What does an offset account offer?
Are you wondering how you can pay your home loan off sooner, while still having cash for everyday expenses and to save for a future goal?
One option is to use an offset account, which is an everyday savings account typically linked to a variable, rather than fixed, home loan. An offset account allows you to reduce the term on your home loan, shave thousands off what you owe and still give you access to the money in your bank account.
There are two types of home loan offset accounts available, these are 100% offset accounts and partial offset accounts.
The vast majority of offset accounts available in Australia today offer a 100% offset.
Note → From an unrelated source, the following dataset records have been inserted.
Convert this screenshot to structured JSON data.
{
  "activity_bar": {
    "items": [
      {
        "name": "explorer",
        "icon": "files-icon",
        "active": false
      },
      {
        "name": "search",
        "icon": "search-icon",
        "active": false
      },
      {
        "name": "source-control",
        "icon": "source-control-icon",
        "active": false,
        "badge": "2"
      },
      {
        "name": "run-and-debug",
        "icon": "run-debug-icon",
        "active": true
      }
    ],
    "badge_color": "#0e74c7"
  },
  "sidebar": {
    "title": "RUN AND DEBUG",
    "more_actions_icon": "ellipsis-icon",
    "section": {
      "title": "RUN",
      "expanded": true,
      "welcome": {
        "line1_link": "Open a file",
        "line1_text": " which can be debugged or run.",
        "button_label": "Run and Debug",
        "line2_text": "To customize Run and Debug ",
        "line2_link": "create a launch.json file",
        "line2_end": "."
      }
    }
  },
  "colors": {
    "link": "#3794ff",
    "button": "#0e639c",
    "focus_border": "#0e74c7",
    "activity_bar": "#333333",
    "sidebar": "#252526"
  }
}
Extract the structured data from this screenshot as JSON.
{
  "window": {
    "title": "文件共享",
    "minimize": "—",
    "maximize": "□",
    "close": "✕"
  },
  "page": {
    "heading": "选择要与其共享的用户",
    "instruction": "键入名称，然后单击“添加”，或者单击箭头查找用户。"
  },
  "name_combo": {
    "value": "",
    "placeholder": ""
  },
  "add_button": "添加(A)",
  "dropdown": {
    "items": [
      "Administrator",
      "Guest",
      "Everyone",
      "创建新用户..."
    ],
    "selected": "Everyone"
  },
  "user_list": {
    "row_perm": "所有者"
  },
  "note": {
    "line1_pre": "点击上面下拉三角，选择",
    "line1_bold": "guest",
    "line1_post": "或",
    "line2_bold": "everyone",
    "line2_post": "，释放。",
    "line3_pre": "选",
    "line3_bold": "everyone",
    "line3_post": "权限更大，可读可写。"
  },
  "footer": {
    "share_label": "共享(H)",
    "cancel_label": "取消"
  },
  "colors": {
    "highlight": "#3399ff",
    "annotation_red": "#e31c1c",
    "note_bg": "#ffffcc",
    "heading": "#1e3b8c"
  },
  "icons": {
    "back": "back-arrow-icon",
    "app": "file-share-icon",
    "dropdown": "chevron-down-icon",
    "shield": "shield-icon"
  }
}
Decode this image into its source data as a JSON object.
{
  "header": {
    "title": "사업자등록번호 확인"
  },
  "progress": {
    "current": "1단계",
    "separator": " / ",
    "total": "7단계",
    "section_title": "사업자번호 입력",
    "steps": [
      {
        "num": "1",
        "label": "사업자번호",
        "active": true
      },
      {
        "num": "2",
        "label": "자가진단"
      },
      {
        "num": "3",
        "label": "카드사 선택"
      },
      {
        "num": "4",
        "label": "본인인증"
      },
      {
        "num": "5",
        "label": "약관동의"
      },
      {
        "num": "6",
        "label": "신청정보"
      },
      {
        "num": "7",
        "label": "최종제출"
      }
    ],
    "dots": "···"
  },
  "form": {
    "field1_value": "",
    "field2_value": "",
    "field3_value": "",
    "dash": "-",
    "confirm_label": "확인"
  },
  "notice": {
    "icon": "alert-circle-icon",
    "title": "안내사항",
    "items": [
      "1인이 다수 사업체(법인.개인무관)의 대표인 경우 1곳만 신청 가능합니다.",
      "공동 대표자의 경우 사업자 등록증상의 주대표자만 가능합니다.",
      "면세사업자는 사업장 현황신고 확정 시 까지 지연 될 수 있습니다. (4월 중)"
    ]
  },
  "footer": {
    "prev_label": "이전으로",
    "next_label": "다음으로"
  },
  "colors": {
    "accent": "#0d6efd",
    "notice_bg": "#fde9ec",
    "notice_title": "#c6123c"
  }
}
How does an offset account work?
You make regular deposits, such as your salary, bonuses or other income, into the account to offset the balance owing on your home loan, so you are only paying interest on the principal The more money you have in your offset account, the more you can save on your home loan, as you’ll be getting charged less in interest.
What are the benefits of having an offset account?
If you make extra repayments on your home loan, a redraw facility lets you take the extra money out again if you need it. So rather than saving your money in a separate account, you can reduce the amount of interest charged on your loan―by paying more than you need to—and accessing the extra money if you need it. For example, to pay for a house renovation, a holiday or school fees.
An offset account is more like a traditional savings account that you can use for paying everyday expenses and making one-off purchases, while at the same time reducing the interest and the time it takes to pay off your loan.